At the end of my untimely sermon, delivered while the game was proceeding at an unusual pace for a World Cup final (resembling, at times, a street football match, due to its tactical irresponsibility and the prevalence of will over strategy), she, with her eyes on the screen and without addressing me, said: "The French are black like Brazilians and play like Brazilians. The Argentines think they're European and despise Brazil. You should support France."

This childish construction, carried out without malice and influenced by the excesses that the football world tolerates (or tolerated, such as the prejudiced treatment often meted out to Brazilian players), presented apparent contradictions, which are irrelevant at this point.

That dialogue, which had been forgotten (or stored away) until this Club World Cup, was revived by the exposure of the economic and qualitative differences between European and South American teams—and their motivations.

Furthermore, it is also due to the perception that the power structures in Brazil and Argentina, despite their differences, have embraced the preservation of archaic football systems dominated by anti-national and patrimonialist interests, while both states have bowed to such interests (even when they have not participated, directly or through their agents, in the appropriation of the prospects—and the future, which is the present—of football).

Consequently, in addition to having offered, as if they were colonies, the elements (and talent) for European teams to equip themselves, they have been incapable of breaking free from their structures of privilege and adopting models that compete in an increasingly competitive and oligopolistic environment.

The Argentine situation is more serious than that of Brazil—despite its national team being the current world champion—as demonstrated by the failure of its main teams. And as has been demonstrated for years by Brazil's dominance in the Copa Libertadores.

In fact, a war is raging there between the country's current president and the president of the AFA, the association that governs the sport, for freedom in defining the legal model of football ownership.

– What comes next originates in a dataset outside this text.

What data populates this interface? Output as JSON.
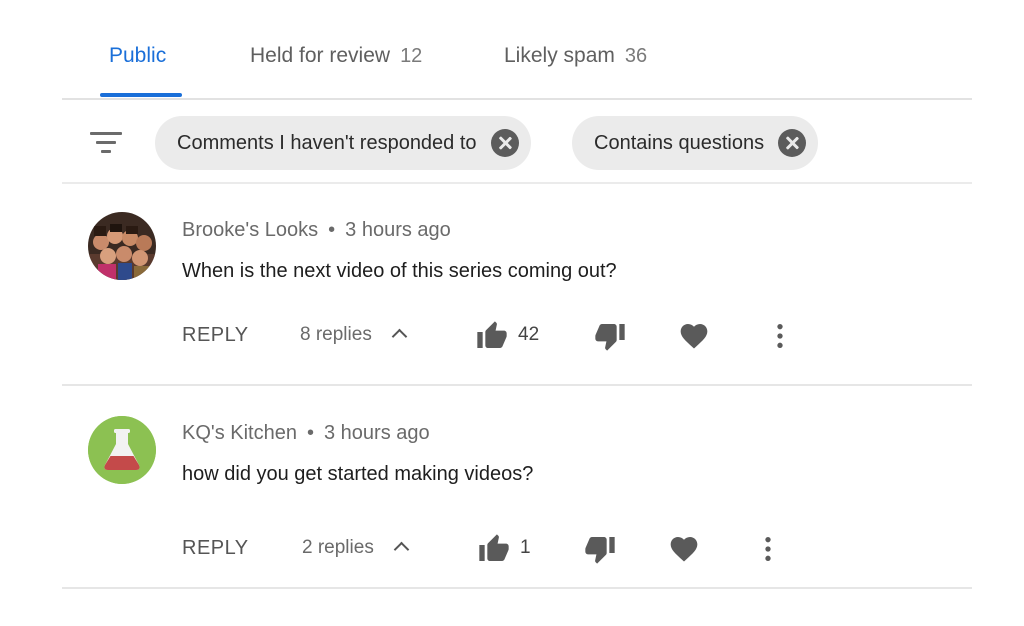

While the former tries to break the monopoly (or dictatorship) of associations and thus facilitate teams' access to capital cities, the latter defends it with all his might, inversely inhibiting the inflow of resources that could finance the resumption of regional and, perhaps, global prominence or co-prominence.

The success of Palmeiras and Fluminense—for now, especially Fluminense, which advanced to the quarterfinals after defeating a powerful European club—reveals both the opportunities that have been ignored for years by the respective public authorities to reform legal systems to affirm football, and the feasibility of creating, in the southern hemisphere, specifically in South America—a continent reduced to an exporter of players—environments or markets comparable to or superior to those in Europe, both sportingly and economically.

The same success, especially if it intensifies with the possible advancement of one or both Brazilian teams to the subsequent and final stages, cannot cloud the general view of reality: at the end of the World Cup, both will return to Brazil with non-recurring revenues, which will help direct their immediate (and possibly intermediate) objectives, but they will continue to play in a championship whose players leave too early for European markets and return at the end of their careers, to fill gaps left by a lack of access to resources, flaws in the ownership model, and weaknesses in governance techniques.

Even worse in Argentina, whose status quo demonizes the legal and economic structures that have transformed it, along with Brazil in general, into a peripheral country.

The Club World Cup should ultimately serve, beyond the joy of the Tricolor Carioca and Palmeiras fans, to awaken the leaders of Brazil and Argentina to the riches on which they sit, instead of gazing at the horizon (or Europe) through binoculars.